Весь день они обсуждали, что еще Марии может понадобиться на острове, – в основном для того, чтобы отвлечься от мыслей о случившейся катастрофе. До наступления темноты Фотини поддерживала внешне непринужденную беседу. Весь день подруги не выходили из дома Петракисов, но настал вечер, и Фотини пора было возвращаться. Ей надо было заниматься таверной, кроме того, отец и дочь наверняка хотели побыть наедине.

– До свидания, – сказала Фотини. – Я не прощаюсь: обещаю, что раз в неделю буду навещать тебя.

– Ты о чем? – недоумевающе посмотрела на подругу Мария. У нее даже мелькнула мысль, что Фотини тоже заболела лепрой.

«Да нет, не может быть», – сказала она себе.

– Я буду иногда приезжать на остров с твоим отцом, – деловито сообщила Фотини.

– А как же ребенок?

– Ребенок должен родиться только в декабре, а потом с ним будет сидеть Стефанос.

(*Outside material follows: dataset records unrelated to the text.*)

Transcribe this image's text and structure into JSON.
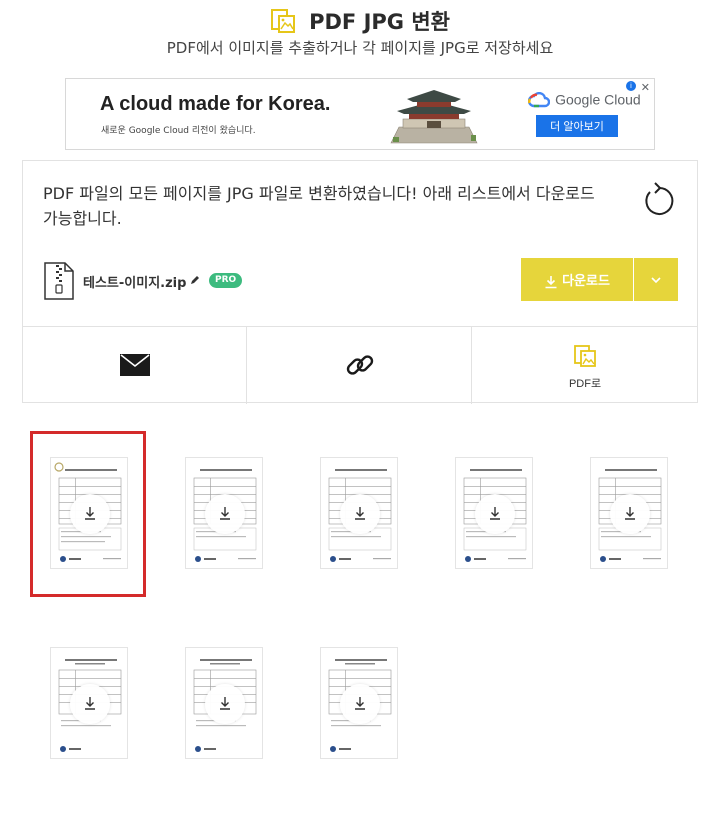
{
  "header": {
    "title": "PDF JPG 변환",
    "subtitle": "PDF에서 이미지를 추출하거나 각 페이지를 JPG로 저장하세요",
    "accent": "#e6c619"
  },
  "ad": {
    "headline": "A cloud made for Korea.",
    "sub": "새로운 Google Cloud 리전이 왔습니다.",
    "logo_text": "Google Cloud",
    "cta": "더 알아보기",
    "close": "✕",
    "info": "i"
  },
  "result": {
    "message": "PDF 파일의 모든 페이지를 JPG 파일로 변환하였습니다! 아래 리스트에서 다운로드 가능합니다.",
    "file_name": "테스트-이미지.zip",
    "badge": "PRO",
    "download_label": "다운로드",
    "download_color": "#e6d53b"
  },
  "actions": [
    {
      "name": "email",
      "label": ""
    },
    {
      "name": "link",
      "label": ""
    },
    {
      "name": "pdf",
      "label": "PDF로"
    }
  ],
  "thumbnails": [
    {
      "page": 1,
      "selected": true
    },
    {
      "page": 2,
      "selected": false
    },
    {
      "page": 3,
      "selected": false
    },
    {
      "page": 4,
      "selected": false
    },
    {
      "page": 5,
      "selected": false
    },
    {
      "page": 6,
      "selected": false
    },
    {
      "page": 7,
      "selected": false
    },
    {
      "page": 8,
      "selected": false
    }
  ],
  "colors": {
    "highlight": "#d42a2a",
    "pro": "#3dbb7f"
  }
}
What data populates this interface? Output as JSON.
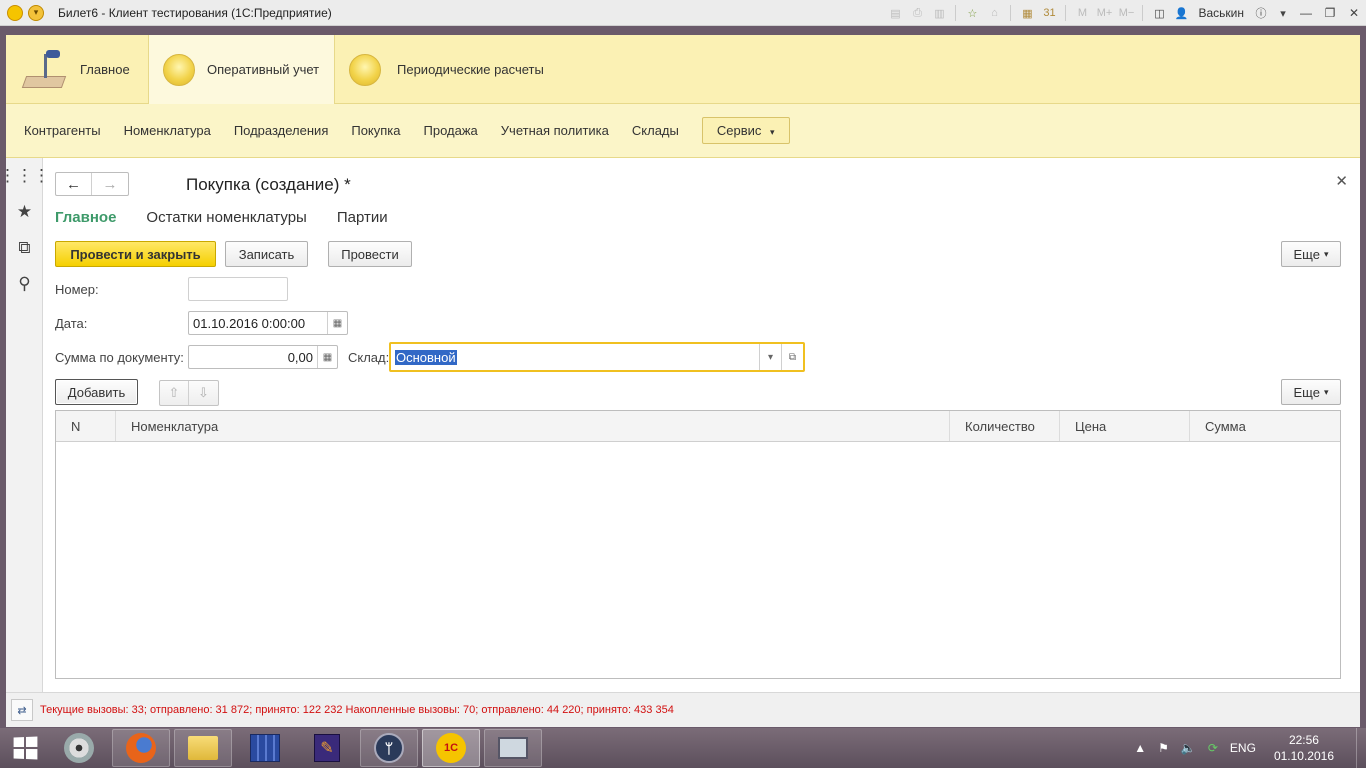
{
  "window": {
    "title": "Билет6 - Клиент тестирования (1С:Предприятие)",
    "user": "Васькин",
    "logo_text": "1С"
  },
  "sections": [
    {
      "label": "Главное",
      "icon": "desk-lamp-icon"
    },
    {
      "label": "Оперативный учет",
      "icon": "section-circle-icon"
    },
    {
      "label": "Периодические расчеты",
      "icon": "section-circle-icon"
    }
  ],
  "commands": {
    "items": [
      "Контрагенты",
      "Номенклатура",
      "Подразделения",
      "Покупка",
      "Продажа",
      "Учетная политика",
      "Склады"
    ],
    "service": "Сервис"
  },
  "form": {
    "title": "Покупка (создание) *",
    "tabs": [
      "Главное",
      "Остатки номенклатуры",
      "Партии"
    ],
    "buttons": {
      "post_close": "Провести и закрыть",
      "save": "Записать",
      "post": "Провести",
      "more": "Еще",
      "add": "Добавить",
      "more2": "Еще"
    },
    "fields": {
      "number_label": "Номер:",
      "number_value": "",
      "date_label": "Дата:",
      "date_value": "01.10.2016  0:00:00",
      "sum_label": "Сумма по документу:",
      "sum_value": "0,00",
      "warehouse_label": "Склад:",
      "warehouse_value": "Основной"
    },
    "table": {
      "columns": [
        "N",
        "Номенклатура",
        "Количество",
        "Цена",
        "Сумма"
      ],
      "rows": []
    }
  },
  "status": {
    "text": "Текущие вызовы: 33; отправлено: 31 872; принято: 122 232   Накопленные вызовы: 70; отправлено: 44 220; принято: 433 354",
    "color": "#d21010"
  },
  "taskbar": {
    "apps": [
      "media-player",
      "firefox",
      "file-explorer",
      "archive-app",
      "editor-app",
      "tree-app",
      "1c-app",
      "remote-desktop"
    ],
    "current_app_label": "1С",
    "language": "ENG",
    "time": "22:56",
    "date": "01.10.2016"
  },
  "colors": {
    "section_panel": "#fbf1b4",
    "accent_tab": "#3e9a6a",
    "primary_button": "#f5d000"
  }
}
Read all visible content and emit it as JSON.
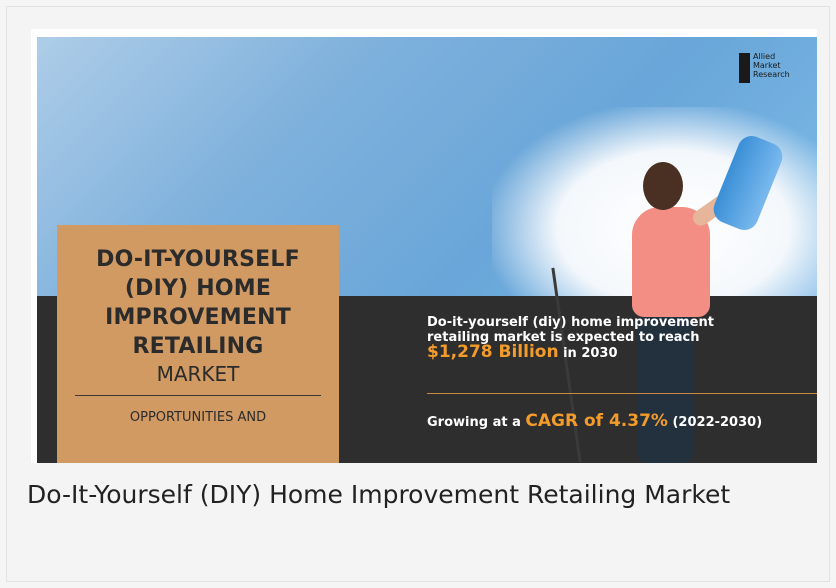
{
  "banner": {
    "logo": {
      "line1": "Allied",
      "line2": "Market",
      "line3": "Research"
    },
    "title_main": "DO-IT-YOURSELF (DIY) HOME IMPROVEMENT RETAILING",
    "title_sub": "MARKET",
    "title_footer": "OPPORTUNITIES AND",
    "stat_line1": "Do-it-yourself (diy) home improvement",
    "stat_line2": "retailing market is expected to reach",
    "stat_value": "$1,278 Billion",
    "stat_suffix": " in 2030",
    "growth_prefix": "Growing at a ",
    "growth_value": "CAGR of 4.37%",
    "growth_suffix": " (2022-2030)",
    "colors": {
      "accent": "#f39c2b",
      "title_box": "#d19a63",
      "band": "#2e2e2e"
    }
  },
  "caption": "Do-It-Yourself (DIY) Home Improvement Retailing Market"
}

– Если ты и впрямь станешь приезжать ко мне, я буду очень рада! – в порыве воодушевления воскликнула Мария. Она знала, что многие обитатели Спиналонги по пять и более лет не видели своих близких. В этом смысле ей будет легче – она сможет регулярно видеть отца и лучшую подругу.

– Вот и хорошо, – бодро проговорила Фотини. – Увидимся.

Обнимать подругу она не стала: надо было подумать о себе и еще не родившемся ребенке. Даже Фотини неспособна была забыть о том, что лепра может передаться и при легком прикосновении.

Фотини ушла, и Мария впервые за несколько дней осталась одна. Следующие пару часов она провела, перечитывая письма матери. Читая их, девушка время от времени переводила взгляд на море и Спиналонгу. Остров уже дожидался ее, и вскоре она должна была получить исчерпывающие ответы на вопрос, что такое лепрозорий. Ждать осталось совсем недолго.

Ее мысли прервал резкий стук в дверь. Мария никого не ждала, да и кто мог стучать так громко?

Это был Маноли.

– Мария, – задыхаясь, произнес он, – я просто хотел попрощаться. Мне очень жаль, что все закончилось вот так.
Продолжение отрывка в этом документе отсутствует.